= Eddie Gil =

Filipino singer and comedian (born 1944)

Eddie Conde Gil (born February 7, 1944, in Masbate) is a Filipino singer and comedian who attempted to run for President of the Philippines during the 2004 presidential elections. However, he was disqualified from running by the Commission on Elections, citing his inability to begin a national campaign and marking him as a 'nuisance candidate.' Gil appealed his disqualification to the Philippine Supreme Court, where it was upheld. A self-proclaimed billionaire, he promised fellow Filipinos to pay off the national debt with his own finances. But in an embarrassing occurrence in one of his 'campaign sorties' in Mindanao, particularly Cagayan de Oro, Gil wasn't even able to afford the hotel accommodations.

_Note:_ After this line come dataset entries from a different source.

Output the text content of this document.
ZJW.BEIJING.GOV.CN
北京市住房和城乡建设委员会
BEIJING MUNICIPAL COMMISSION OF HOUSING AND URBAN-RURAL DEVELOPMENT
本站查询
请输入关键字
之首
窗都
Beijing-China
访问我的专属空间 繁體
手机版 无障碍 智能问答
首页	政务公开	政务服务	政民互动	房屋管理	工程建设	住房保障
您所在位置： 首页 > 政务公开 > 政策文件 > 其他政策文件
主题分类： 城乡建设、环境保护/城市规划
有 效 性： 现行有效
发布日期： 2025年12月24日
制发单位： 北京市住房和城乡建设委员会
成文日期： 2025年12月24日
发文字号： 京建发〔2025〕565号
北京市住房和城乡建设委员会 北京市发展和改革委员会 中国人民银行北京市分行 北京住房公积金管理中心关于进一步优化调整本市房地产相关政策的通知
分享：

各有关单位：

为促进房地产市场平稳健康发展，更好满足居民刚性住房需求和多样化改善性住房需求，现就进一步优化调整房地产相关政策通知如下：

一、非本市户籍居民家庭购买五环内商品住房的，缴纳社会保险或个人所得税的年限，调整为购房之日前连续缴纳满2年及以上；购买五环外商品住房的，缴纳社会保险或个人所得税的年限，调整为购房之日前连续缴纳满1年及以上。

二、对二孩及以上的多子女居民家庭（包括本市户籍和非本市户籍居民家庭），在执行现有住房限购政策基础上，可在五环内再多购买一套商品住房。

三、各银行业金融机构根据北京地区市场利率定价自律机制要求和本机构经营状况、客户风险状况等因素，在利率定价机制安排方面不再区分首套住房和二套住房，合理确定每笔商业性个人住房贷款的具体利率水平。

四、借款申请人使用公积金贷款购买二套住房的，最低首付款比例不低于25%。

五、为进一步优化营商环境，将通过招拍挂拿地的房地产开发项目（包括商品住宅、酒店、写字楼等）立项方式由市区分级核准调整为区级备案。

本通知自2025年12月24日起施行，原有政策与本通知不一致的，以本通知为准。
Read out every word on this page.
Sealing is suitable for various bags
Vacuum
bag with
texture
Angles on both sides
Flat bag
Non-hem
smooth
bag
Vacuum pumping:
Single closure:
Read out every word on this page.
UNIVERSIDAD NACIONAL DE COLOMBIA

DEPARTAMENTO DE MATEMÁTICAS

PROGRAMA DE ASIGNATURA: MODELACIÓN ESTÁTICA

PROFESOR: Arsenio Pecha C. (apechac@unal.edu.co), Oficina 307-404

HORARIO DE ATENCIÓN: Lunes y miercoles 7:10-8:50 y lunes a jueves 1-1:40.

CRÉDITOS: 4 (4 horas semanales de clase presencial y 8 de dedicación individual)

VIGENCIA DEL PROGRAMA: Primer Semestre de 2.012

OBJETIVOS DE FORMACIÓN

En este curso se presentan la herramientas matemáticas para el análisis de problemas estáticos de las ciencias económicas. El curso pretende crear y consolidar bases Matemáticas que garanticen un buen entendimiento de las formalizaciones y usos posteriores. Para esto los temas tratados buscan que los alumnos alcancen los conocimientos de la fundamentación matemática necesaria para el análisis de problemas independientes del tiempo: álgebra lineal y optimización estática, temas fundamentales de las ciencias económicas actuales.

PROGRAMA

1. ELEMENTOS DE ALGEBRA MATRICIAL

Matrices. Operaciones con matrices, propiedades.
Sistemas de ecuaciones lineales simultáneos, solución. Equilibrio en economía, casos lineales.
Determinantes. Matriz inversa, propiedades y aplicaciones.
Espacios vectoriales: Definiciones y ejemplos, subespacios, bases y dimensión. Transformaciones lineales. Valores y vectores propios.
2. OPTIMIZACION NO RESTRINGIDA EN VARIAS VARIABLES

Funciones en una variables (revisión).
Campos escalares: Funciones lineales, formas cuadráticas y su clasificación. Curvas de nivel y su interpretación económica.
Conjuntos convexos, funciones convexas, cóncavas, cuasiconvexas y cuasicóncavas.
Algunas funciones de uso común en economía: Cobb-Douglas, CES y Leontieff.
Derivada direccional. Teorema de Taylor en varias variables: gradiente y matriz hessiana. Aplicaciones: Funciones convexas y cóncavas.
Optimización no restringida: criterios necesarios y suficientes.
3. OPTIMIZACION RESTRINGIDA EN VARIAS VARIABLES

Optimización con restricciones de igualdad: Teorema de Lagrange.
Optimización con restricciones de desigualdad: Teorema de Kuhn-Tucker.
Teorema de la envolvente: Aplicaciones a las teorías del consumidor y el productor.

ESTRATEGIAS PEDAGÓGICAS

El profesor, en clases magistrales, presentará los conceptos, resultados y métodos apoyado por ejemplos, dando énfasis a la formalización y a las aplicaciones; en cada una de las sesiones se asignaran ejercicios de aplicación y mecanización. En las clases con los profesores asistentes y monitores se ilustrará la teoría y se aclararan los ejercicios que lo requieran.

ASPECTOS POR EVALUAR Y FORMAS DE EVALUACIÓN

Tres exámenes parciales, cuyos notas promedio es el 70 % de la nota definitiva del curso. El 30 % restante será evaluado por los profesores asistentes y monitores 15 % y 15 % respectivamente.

Many ridiculed his attempt for the Presidency, linking his involvement in politics merely to promote his upcoming album.

In June 2010, Gil was arrested with 3 others in Mauritius on fraud charges. Gil presented a forged 10 Billion Euro bank guarantee to Investec Bank Mauritius. The false bank guarantee was to be used to solicit a loan. However, in August 2011, the Supreme Court of Mauritius allowed an appeal by Gil and two co-appellants, quashing the original conviction.